30 января 1647 г. они походным маршем прошли под окном короля с развевающимися знаменами и под бой барабанов, «словно выставляя напоказ свой позор», – писал Монтрей, чья хитрая, но не умная дипломатическая игра привела к тому, что произошло. Торговки рыбой из Ньюкасла провожали их ругательствами и криками: «Иуды!»

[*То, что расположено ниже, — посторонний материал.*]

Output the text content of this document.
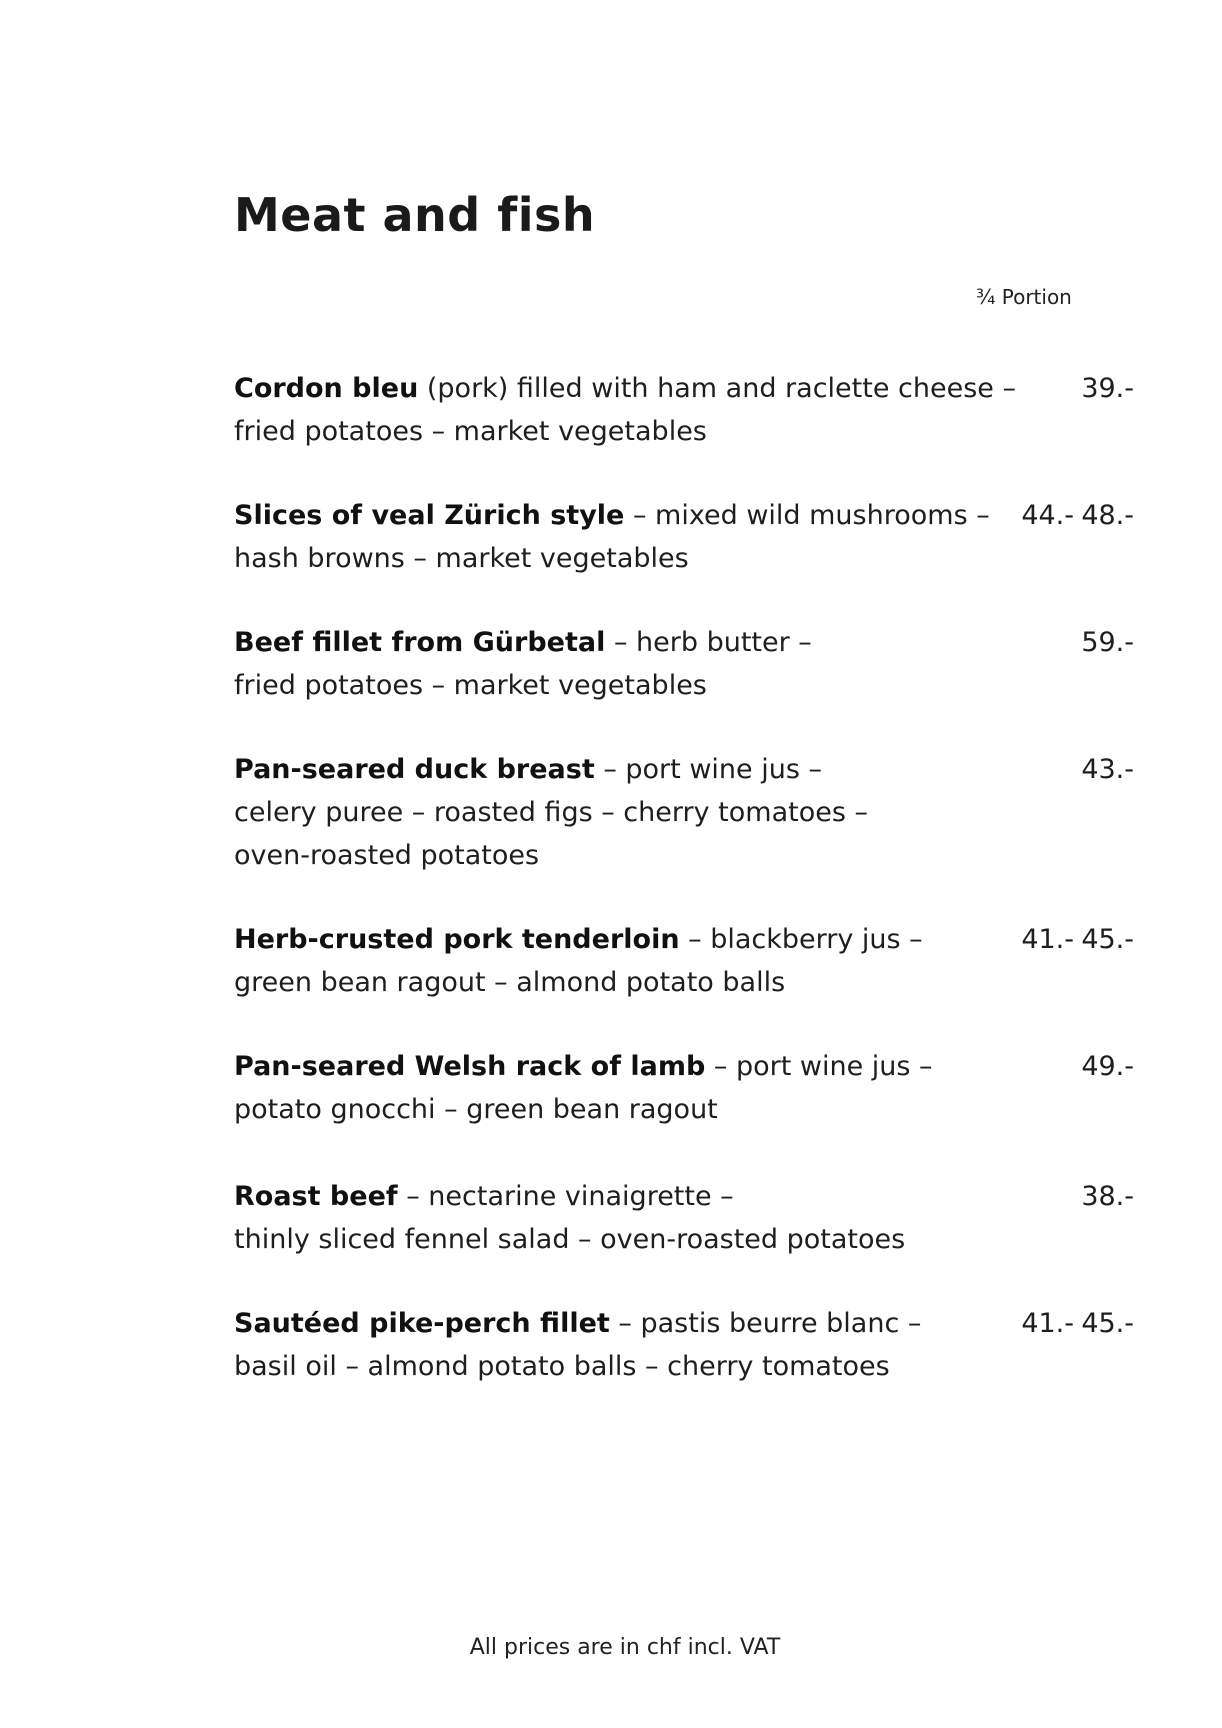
Meat and fish
¾ Portion
Cordon bleu (pork) filled with ham and raclette cheese –
fried potatoes – market vegetables
39.-
Slices of veal Zürich style – mixed wild mushrooms –
hash browns – market vegetables
44.- 48.-
Beef fillet from Gürbetal – herb butter –
fried potatoes – market vegetables
59.-
Pan-seared duck breast – port wine jus –
celery puree – roasted figs – cherry tomatoes –
oven-roasted potatoes
43.-
Herb-crusted pork tenderloin – blackberry jus –
green bean ragout – almond potato balls
41.- 45.-
Pan-seared Welsh rack of lamb – port wine jus –
potato gnocchi – green bean ragout
49.-
Roast beef – nectarine vinaigrette –
thinly sliced fennel salad – oven-roasted potatoes
38.-
Sautéed pike-perch fillet – pastis beurre blanc –
basil oil – almond potato balls – cherry tomatoes
41.- 45.-
All prices are in chf incl. VAT
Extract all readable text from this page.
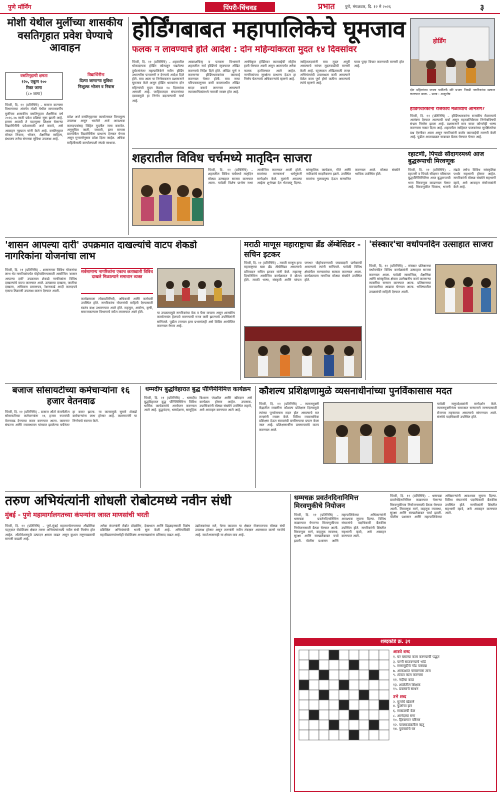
पुणे मॉर्निंग	पिंपरी-चिंचवड	प्रभात	पुणे, मंगळवार, दि. १२ मे २०२६	३
मोशी येथील मुलींच्या शासकीय वसतिगृहात प्रवेश घेण्याचे आवाहन
वसतिगृहाची क्षमता
१२०, एकूण १००
रिक्त जागा
(८० जागा)
विद्यार्थिनींना
दिल्या जाणाऱ्या सुविधा
निःशुल्क भोजन व निवास
पिंपरी, दि. ११ (प्रतिनिधि) – समाज कल्याण विभागाच्या अंतर्गत मोशी येथील मागासवर्गीय मुलींच्या शासकीय वसतिगृहात शैक्षणिक वर्ष २०२६-२७ साठी प्रवेश प्रक्रिया सुरू झाली आहे. इयत्ता आठवी ते पदव्युत्तर शिक्षण घेणाऱ्या विद्यार्थिनींनी प्रवेशासाठी अर्ज करावे, असे आवाहन गृहपाल यांनी केले आहे. वसतिगृहात मोफत निवास, भोजन, शैक्षणिक साहित्य, ग्रंथालय तसेच संगणक सुविधा उपलब्ध आहे.
प्रवेश अर्ज वसतिगृहाच्या कार्यालयात विनामूल्य उपलब्ध असून भरलेले अर्ज आवश्यक कागदपत्रांसह विहित मुदतीत जमा करावेत. अनुसूचित जाती, जमाती, इतर मागास प्रवर्गातील विद्यार्थिनींना प्राधान्य देण्यात येणार असून गुणवत्तेनुसार प्रवेश दिला जाईल. अधिक माहितीसाठी कार्यालयाशी संपर्क साधावा.
होर्डिंगबाबत महापालिकेचे घूमजाव
फलक न लावण्याचे होते आदेश : दोन महिन्यांकरता मुदत १४ दिवसांवर
पिंपरी, दि. ११ (प्रतिनिधि) – शहरातील धोकादायक होर्डिंग कोसळून घडलेल्या दुर्घटनांनंतर महापालिकेने नवीन होर्डिंग उभारणीस परवानगी न देण्याचे आदेश दिले होते. मात्र आता या निर्णयावरून प्रशासनाने घूमजाव केले असून होर्डिंग धारकांना दोन महिन्यांची मुदत केवळ १४ दिवसांवर आणली आहे. जाहिरातदार संघटनांच्या दबावामुळे हा निर्णय बदलल्याची चर्चा आहे.
आकाशचिन्ह व परवाना विभागाने शहरातील सर्व होर्डिंगचे स्ट्रक्चरल ऑडिट करण्याचे निर्देश दिले होते. ऑडिट पूर्ण न करणाऱ्या होर्डिंगधारकांवर कारवाई करण्यात येणार होती. मात्र नव्या परिपत्रकानुसार कमी कालावधीत ऑडिट सादर करावे लागणार असल्याने व्यावसायिकांमध्ये नाराजी व्यक्त होत आहे.
अनधिकृत होर्डिंगवर कारवाईची मोहीम हाती घेण्यात आली असून आतापर्यंत अनेक फलक हटविण्यात आले आहेत. नागरिकांच्या सुरक्षेला प्राधान्य देऊन हा निर्णय घेतल्याचे अधिकाऱ्यांचे म्हणणे आहे.
जाहिरातदारांनी मात्र मुदत अपुरी असल्याचे सांगत मुदतवाढीची मागणी केली आहे. स्ट्रक्चरल ऑडिटसाठी तज्ज्ञ अभियंत्यांची उपलब्धता कमी असल्याने वेळेत काम पूर्ण होणे कठीण असल्याचे त्यांचे म्हणणे आहे.
यावर पुन्हा विचार करण्याची मागणी होत आहे.
होर्डिंग
दोन महिलांच्या जनता पार्टीतर्फे मोरे प्रभाग निवडी नागरिकांचा सत्कार करण्यात आला. – छाया : आशुतोष
होर्डिंगधारकांना राजकीय मेळाव्याचे आमंत्रण?
पिंपरी, दि. ११ (प्रतिनिधि) – होर्डिंगधारकांना राजकीय मेळाव्याचे आमंत्रण देण्यात आल्याची चर्चा असून महापालिकेच्या निर्णयाविषयी संभ्रम निर्माण झाला आहे. प्रशासनाने मात्र यावर कोणतेही भाष्य करण्यास नकार दिला आहे. शहरातील जाहिरात फलकांच्या सुरक्षिततेचा प्रश्न ऐरणीवर आला असून नागरिकांनी कठोर कारवाईची मागणी केली आहे. पुढील आठवड्यात याबाबत बैठक घेण्यात येणार आहे.
शहरातील विविध चर्चमध्ये मातृदिन साजरा
पिंपरी, दि. ११ (प्रतिनिधि) – शहरातील विविध चर्चमध्ये मातृदिन मोठ्या उत्साहात साजरा करण्यात आला. यावेळी विशेष प्रार्थना सभा आयोजित करण्यात आली होती. मातांच्या सन्मानार्थ धर्मगुरूंनी मार्गदर्शन केले. मुलांनी आपल्या आईला शुभेच्छा देत भेटवस्तू दिल्या. सांस्कृतिक कार्यक्रम, गीते आणि नाटिकांचे सादरीकरण झाले. उपस्थित मातांना गुलाबपुष्प देऊन सन्मानित करण्यात आले. मोठ्या संख्येने भाविक उपस्थित होते.
रहाटणी, पिंपळे सौदागरमध्ये आज बुद्धरूपाची मिरवणूक
पिंपरी, दि. ११ (प्रतिनिधि) – रहाटणी व पिंपळे सौदागर परिसरात बुद्धपौर्णिमेनिमित्त आज बुद्धरूपाची भव्य मिरवणूक काढण्यात येणार आहे. मिरवणुकीत चित्ररथ, भजनी मंडळे तसेच विविध सांस्कृतिक पथके सहभागी होणार आहेत. नागरिकांनी मोठ्या संख्येने सहभागी व्हावे, असे आवाहन संयोजकांनी केले आहे.
'शासन आपल्या दारी' उपक्रमात दाखल्यांचे वाटप शेकडो नागरिकांना योजनांचा लाभ
पिंपरी, दि. ११ (प्रतिनिधि) – शासनाच्या विविध योजनांचा लाभ थेट नागरिकांपर्यंत पोहोचविण्यासाठी आयोजित 'शासन आपल्या दारी' उपक्रमात शेकडो नागरिकांना विविध दाखल्यांचे वाटप करण्यात आले. उत्पन्नाचा दाखला, जातीचा दाखला, अधिवास प्रमाणपत्र, रेशनकार्ड आदी कागदपत्रे एकाच ठिकाणी उपलब्ध करून देण्यात आली.
सर्वसामान्य नागरिकांना एकाच छताखाली विविध दाखले मिळाल्याने समाधान व्यक्त
कार्यक्रमाला लोकप्रतिनिधी, अधिकारी आणि कर्मचारी उपस्थित होते. नागरिकांना योजनांची माहिती देण्यासाठी स्वतंत्र कक्ष उभारण्यात आले होते. महसूल, आरोग्य, कृषी, समाजकल्याण विभागाचे स्टॉल लावण्यात आले होते.	या उपक्रमामुळे नागरिकांचा वेळ व पैसा वाचला असून शासकीय कार्यालयांत हेलपाटे मारण्याची गरज कमी झाल्याचे उपस्थितांनी सांगितले. पुढील टप्प्यात इतर प्रभागांतही असे शिबिर आयोजित करण्यात येणार आहे.
मराठी माणूस महाराष्ट्राचा ब्रँड ॲम्बेसिडर - सचिन इटकर
पिंपरी, दि. ११ (प्रतिनिधि) – मराठी माणूस हाच महाराष्ट्राचा खरा ब्रँड ॲम्बेसिडर असल्याचे प्रतिपादन सचिन इटकर यांनी केले. महाराष्ट्र दिनानिमित्त आयोजित कार्यक्रमात ते बोलत होते. मराठी भाषा, संस्कृती आणि परंपरा जगभर पोहोचवण्याची जबाबदारी प्रत्येकाची असल्याचे त्यांनी सांगितले. यावेळी विविध क्षेत्रांतील मान्यवरांचा सत्कार करण्यात आला. कार्यक्रमाला नागरिक मोठ्या संख्येने उपस्थित होते.
'संस्कार'चा वर्धापनदिन उत्साहात साजरा
पिंपरी, दि. ११ (प्रतिनिधि) – संस्कार प्रतिष्ठानचा वर्धापनदिन विविध कार्यक्रमांनी उत्साहात साजरा करण्यात आला. यावेळी सामाजिक, शैक्षणिक आणि सांस्कृतिक क्षेत्रात उल्लेखनीय कार्य करणाऱ्या व्यक्तींचा सन्मान करण्यात आला. प्रतिष्ठानच्या वाटचालीचा आढावा घेण्यात आला. भविष्यातील उपक्रमांची माहिती देण्यात आली.
बजाज सोसायटीच्या कर्मचाऱ्यांना १६ हजार वेतनवाढ
पिंपरी, दि. ११ (प्रतिनिधि) – बजाज ऑटो कंपनीतील सोसायटीच्या कर्मचाऱ्यांना १६ हजार रुपयांची वेतनवाढ देण्याचा करार करण्यात आला. कामगार संघटना आणि व्यवस्थापन यांच्यात झालेल्या चर्चेनंतर हा करार झाला. या करारामुळे सुमारे शेकडो कर्मचाऱ्यांना लाभ होणार आहे. कामगारांनी या निर्णयाचे स्वागत केले.
धम्मदीप बुद्धविहारात बुद्ध पौर्णिमेनिमित्त कार्यक्रम
पिंपरी, दि. ११ (प्रतिनिधि) – धम्मदीप बुद्धविहारात बुद्ध पौर्णिमेनिमित्त विविध धार्मिक कार्यक्रमांचे आयोजन करण्यात आले आहे. बुद्धवंदना, धम्मदेशना, सामूहिक त्रिशरण पंचशील आणि खीरदान असे कार्यक्रम होणार आहेत. उपासक-उपासिकांनी मोठ्या संख्येने उपस्थित राहावे, असे आवाहन करण्यात आले आहे.
कौशल्य प्रशिक्षणामुळे व्यसनाधीनांच्या पुनर्विकासास मदत
पिंपरी, दि. ११ (प्रतिनिधि) – व्यसनमुक्ती केंद्रातील व्यक्तींना कौशल्य प्रशिक्षण दिल्यामुळे त्यांच्या पुनर्वसनास मदत होत असल्याचे मत तज्ज्ञांनी व्यक्त केले. विविध व्यावसायिक प्रशिक्षण देऊन स्वावलंबी बनविण्याचा प्रयत्न केला जात आहे. प्रशिक्षणार्थींना प्रमाणपत्रांचे वाटप करण्यात आले.
यावेळी समुपदेशकांनी मार्गदर्शन केले. व्यसनमुक्तीनंतर समाजात सन्मानाने जगण्यासाठी रोजगार महत्त्वाचा असल्याचे सांगण्यात आले. संस्थेचे पदाधिकारी उपस्थित होते.
तरुण अभियंत्यांनी शोधली रोबोटमध्ये नवीन संधी
मुंबई - पुणे महामार्गालगतच्या कंपन्यांना जास्त माणसांची भरती
पिंपरी, दि. ११ (प्रतिनिधि) – पुणे-मुंबई महामार्गालगतच्या औद्योगिक पट्ट्यात रोबोटिक्स क्षेत्रात तरुण अभियंत्यांसाठी नवीन संधी निर्माण होत आहेत. ऑटोमेशनमुळे उत्पादन क्षमता वाढत असून कुशल मनुष्यबळाची मागणी वाढली आहे.
अनेक कंपन्यांनी रोबोट प्रोग्रामिंग, देखभाल आणि डिझाइनसाठी विशेष प्रशिक्षित अभियंत्यांची भरती सुरू केली आहे. अभियांत्रिकी महाविद्यालयांमध्येही रोबोटिक्स अभ्यासक्रमांना प्रतिसाद वाढत आहे.
उद्योजकांच्या मते, येत्या काळात या क्षेत्रात रोजगाराच्या मोठ्या संधी उपलब्ध होणार असून तरुणांनी नवीन तंत्रज्ञान आत्मसात करणे गरजेचे आहे. स्टार्टअप्सनाही या क्षेत्रात वाव आहे.
धम्मचक्र प्रवर्तनदिनानिमित्त मिरवणुकीचे नियोजन
पिंपरी, दि. ११ (प्रतिनिधि) – धम्मचक्र प्रवर्तनदिनानिमित्त काढण्यात येणाऱ्या मिरवणुकीच्या नियोजनासाठी बैठक घेण्यात आली. मिरवणूक मार्ग, वाहतूक व्यवस्था, सुरक्षा आणि स्वच्छतेबाबत चर्चा झाली. पोलीस प्रशासन आणि महापालिकेच्या अधिकाऱ्यांनी आवश्यक सूचना दिल्या. विविध संघटनांचे पदाधिकारी बैठकीस उपस्थित होते. नागरिकांनी शिस्तीत सहभागी व्हावे, असे आवाहन करण्यात आले.
शब्दकोडे क्र. ३१
आडवे शब्द
१. घर बसल्या काम करण्याची पद्धत
३. पाणी साठवण्याचे भांडे
५. सणासुदीचे गोड पक्वान्न
७. आकाशात चमकणारा तारा
९. शेतात काम करणारा
११. नदीचा काठ
१३. शाळेतील शिक्षक
१५. प्रवासाचे साधन
उभे शब्द
२. मुलांचे खेळणे
४. फुलांचा हार
६. सकाळची वेळ
८. आनंदाचा सण
१०. हिरवागार परिसर
१२. पावसाळ्यातील ऋतू
१४. पुस्तकांचे घर
पिंपरी, दि. ११ (प्रतिनिधि) – धम्मचक्र प्रवर्तनदिनानिमित्त काढण्यात येणाऱ्या मिरवणुकीच्या नियोजनासाठी बैठक घेण्यात आली. मिरवणूक मार्ग, वाहतूक व्यवस्था, सुरक्षा आणि स्वच्छतेबाबत चर्चा झाली. पोलीस प्रशासन आणि महापालिकेच्या अधिकाऱ्यांनी आवश्यक सूचना दिल्या. विविध संघटनांचे पदाधिकारी बैठकीस उपस्थित होते. नागरिकांनी शिस्तीत सहभागी व्हावे, असे आवाहन करण्यात आले.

Одновременно с тем, как шотландцы уходили из города, туда строем входили англичане под командованием Филипа Скиппона. Формально обхождение с королем не изменилось. Несколько раз в день он наверняка слышал снаружи знакомое бряцание оружия и топот ног меняющегося караула с той лишь разницей, что шотландские охранники, поставленные Дэвидом Лесли, уступили место английским солдатам Филипа Скиппона.
Год 1646-й, последний год войны и первый год мира, был плохим годом, годом разочарований и заблуждений в политике, годом болезней и нехватки самого необходимого. Во всей стране случился неурожай. Не радостный мир вернулся в Англию, а полное неуверенности и недовольства перемирие. Шотландцы собрали свои вещи и ушли к себе домой, в страну, которой, как и Англии, тоже было не по себе.
31 декабря, в тот самый день, когда король написал свой призыв ко всем государям христианского мира, палата общин при свечах приняла ордонанс, запрещающий мирянам проповедовать. Поправки, внесенные индепендентами, от лица которых выступали Кромвель и Хаслериг, были отклонены 105 голосами против 57. Оставшись в безнадежном меньшинстве в полупустой палате, индепенденты позволили ордонансу пройти без помех. В стенах парламента по-прежнему превалировали пресвитерианцы и их сторонники, за которыми стоял ряд влиятельных людей Сити, незадолго до этого подавших петицию о скорейшем роспуске армии.
Кромвель положился на Бога и ждал дальнейшего развития событий. За пределами парламента сектанты продолжали распространять свои взгляды. В своем доме у Бишопсгейт жена и брат Ричарда Овертона по-прежнему печатали его памфлеты, но в январе 1647 г. их арестовали за работу без лицензии. Будучи доставленной в палату лордов, миссис Овертон повторила поведение Лилберна и своего мужа: когда ей приказали отправиться в тюрьму, она не двинулась с места, в результате ее с ребенком на руках потащили по улицам, и она, подобно своему мужу, поносила власть и отрицала правомерность своего ареста.
«Терпимость является причиной многих бед, она вызывает в государстве смуту и болезни более сильные, чем любое лекарство от них», – размышлял маркиз Аргайл, и в Шотландии жесткая пресвитерианская дисциплина действительно предотвратила распространение опрометчивых взглядов, которыми в то время были заражены органы политической власти Англии. Единственным злом, все еще затрагивающим Шотландию, оставались маркиз Хантли, затаившийся на Севере со своим ничтожным воинством, и Аластер Макдоналд со своими ирландцами, которые по-прежнему хозяйничали на полуострове Кинтайр. В остальном в оставшемся без короля Шотландском королевстве царил мир и порядок, резко контрастировавший с бурлящим Английским королевством. Однако ковенантеры лишились того идеала, за который сражались, и теперь без короля, глядя в будущее, видели перед собой пустоту.